In Warrick et al. , the force asymmetry between the upstroke and downstroke was attributed to several mechanisms, including the wing velocity, angle of attack, wing area and camber. Except that the camber effect is not included in this study, all the other mechanisms have been observed in the simulation, as will be discussed next. In addition, we found that other mechanisms also have contributed to the asymmetry, which include the drag-based vertical force, wing–wake interaction and pitching rotation. The effect of pitching rotation has been discussed in §3.2. So we will focus on the other effects.
First, table 2 provides the comparison of a few key kinematic parameters between the downstroke and upstroke, including the average tip speed, angle of attack and wing area. It can be seen that the ratio of the average wing area between the downstroke and upstroke is only 1.09, and the ratio of the average tip speed is only 1.13. The ratio between the velocity squares is 1.21 only. That is, the combination of the wing area and velocity is much less than the ratio of 2.5 in the force asymmetry. Therefore, some other mechanisms must be significant in leading to the large imbalance of two half strokes.
3.3.2. Drag-based vertical force
First, we consider the effect of deviation, i.e. the non-reciprocal path of the wing in a stroke cycle. Observing the wing motion from the side view, we note that the wing tip traces a roughly elliptical path whose long axis has a small angle with respect to the horizontal plane. This deviation from the mean stroke plane is shown in figure 7a by plotting the cycle-averaged trajectory of the right wing tip in the XZ-plane. In the figure, the mean stroke plane is tilted forward by approximately 12° with respect to the horizontal. This observation motivates us to decompose the forces generated by the wing into the aerodynamic lift, i.e. the force perpendicular to the wing translation, and the aerodynamic drag, i.e. the force opposite to the wing translation, as illustrated in figure 7a.
To do this analysis, we define the instantaneous stroke plane as the plane spanned by the instantaneous tip velocity vector and the wing axis. The instantaneous stroke plane angle, β, is the angle between this plane and the horizontal plane.
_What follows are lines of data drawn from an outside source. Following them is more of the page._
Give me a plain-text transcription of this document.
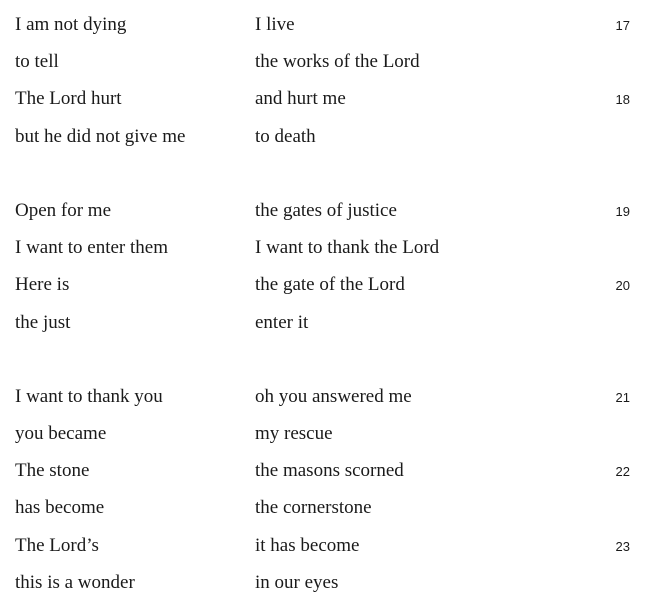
I am not dying	I live	17
to tell	the works of the Lord
The Lord hurt	and hurt me	18
but he did not give me	to death
Open for me	the gates of justice	19
I want to enter them	I want to thank the Lord
Here is	the gate of the Lord	20
the just	enter it
I want to thank you	oh you answered me	21
you became	my rescue
The stone	the masons scorned	22
has become	the cornerstone
The Lord’s	it has become	23
this is a wonder	in our eyes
Both the instantaneous and cycle-averaged values of β are plotted in figure 7b, along with the instantaneous and cycle-averaged angle of attack α. Note that these two angles are defined in the three-dimensional space and are shown in the two-dimensional plot in figure 7a for illustration purposes only. It can be seen that after the pronation, β is around −50° and then drops in magnitude during more than half of the downstroke. During early downstroke, the angle of attack is large and drops from 80° to 39°. The two angle histories indicate that during early downstroke, the wing is pressing downward while sweeping forward. Towards the end of downstroke, β becomes positive, but its magnitude is less than 25° before supination. In comparison, during the upstroke β is around 10° and only varies slightly.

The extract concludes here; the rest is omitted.